Back in November of 2013 there was a discussion on the Game of Thrones subreddit about a Vanity Fair article in which Steamboat Captain Martin requests his fans leave him alone so he can write. In the discussion, user "Flashnewb" posted a fantastic writeup on the writing process. I like to read it sometimes when I'm feeling overwhelmed with all the vapor of my wares, and I figured you all might enjoy reading it too. Posting the full text here because as history demonstrates over and over again, only the reposts survive.


A little bit about writing books, from someone who has been trying for some time:

The ASOIAF books are huge. North of 100,000 words apiece. There might be specific word counts somewhere, I don't know. But they are longer even than your average fantasy book.

They are being written sequentially in series, which means the overall direction of the story needs to be tracked one way or another. He often talks about 'architect writers' and 'gardener writers'. An architect would keep track of the story with meticulous outlines and then write. A gardener begins writing and tries to connect it all as he goes. GRRM is a confessed gardener.

So you begin. Let's say you come out of the blocks at breakneck pace. 5 or 6 thousand words a day. In a month you have the first draft completed. So you let it rest. You have to let it rest. If you don't, you won't be able to objectively look at your work and determine what needs changing. After a good few weeks of forgetting all about it, you come back to it and read it.

Oh. Fuck.

70% of it is shit. 20% of it is salvageable. 5% is pretty good. 4% is great. 1% is gold dust.

Of all those parts, that 1% is the only stuff that makes it through as-is. The rest? Start again. Do it better. I don't care if you're a 30 novel veteran or someone just starting out, the process is the same. Go back. Start again. Go slower.

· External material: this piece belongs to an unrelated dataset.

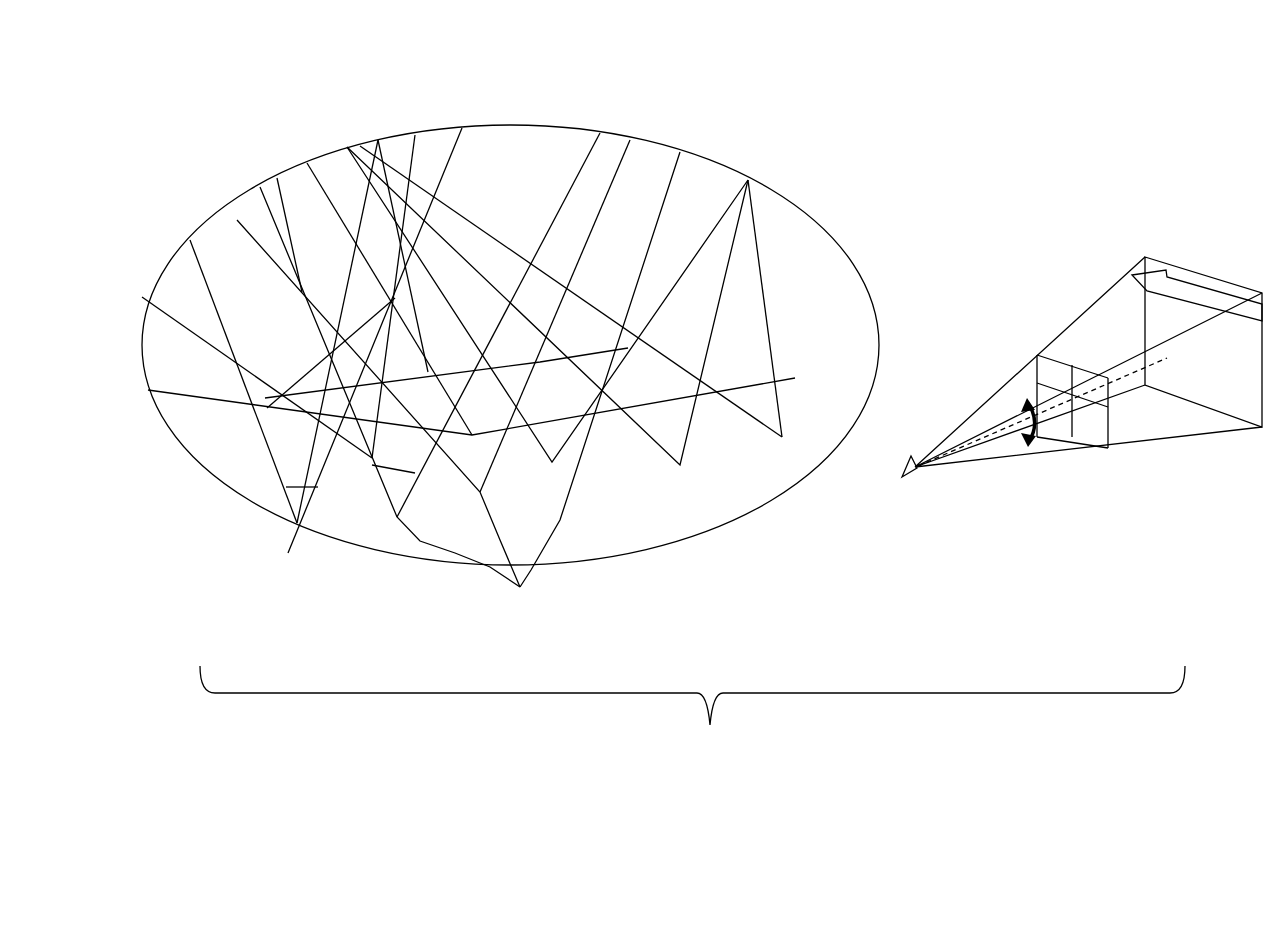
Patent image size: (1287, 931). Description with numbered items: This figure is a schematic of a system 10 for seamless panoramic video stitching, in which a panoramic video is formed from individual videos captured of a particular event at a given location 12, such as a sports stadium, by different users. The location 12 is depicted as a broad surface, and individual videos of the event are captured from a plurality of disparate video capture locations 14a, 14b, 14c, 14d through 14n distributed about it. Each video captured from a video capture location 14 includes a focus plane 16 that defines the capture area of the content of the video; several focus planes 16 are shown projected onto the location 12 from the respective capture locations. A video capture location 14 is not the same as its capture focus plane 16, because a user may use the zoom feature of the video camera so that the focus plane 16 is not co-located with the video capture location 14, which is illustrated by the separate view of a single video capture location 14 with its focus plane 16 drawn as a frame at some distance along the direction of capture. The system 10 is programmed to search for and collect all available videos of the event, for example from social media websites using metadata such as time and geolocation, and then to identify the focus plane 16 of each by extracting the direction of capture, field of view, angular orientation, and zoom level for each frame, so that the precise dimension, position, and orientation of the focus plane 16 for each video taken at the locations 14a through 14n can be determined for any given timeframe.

So you do all of that. Re-write the 70%. Re-jig the 20%. Tidy up that final 9%. This is a slow process. You need to figure out what's worth keeping and what needs tossing. Also, your manuscript is currently at 189,000 words which is way too long. You need to cut a bunch of non essential scenes. And oh FUCK. Most of the non essential stuff just so happens to be from that 9% you really liked. Too bad. Cut it.

You let it sit. Again. Then you come back to it with a red pen, and go through it like you're an English professor grading the paper of your most petty enemy. You strike out anything that sounds remotely bad. You flag parts for re-writing because they're stilted. Dozens of sections need re-writes. Whole plot strands are off track and bloated. Streamline. Fix. Go back to the start. Repeat. If you're lucky, at the end of this process, maybe half of what you have will make it to print as-is.

You keep this up until you're positive it is as good as it can possibly be. Then you give it to someone else, secretly proud of what you've done. You sit back and wait for the praise to flow back to you


They kiiiinda like it. But pages 120-240 are boring, they're utterly confused by several plot developments, they think your characters are following some majorly cliched archetypes and, by the way, this whole section with the pirate ship is a straight up rip off of Pirates of the Caribbean.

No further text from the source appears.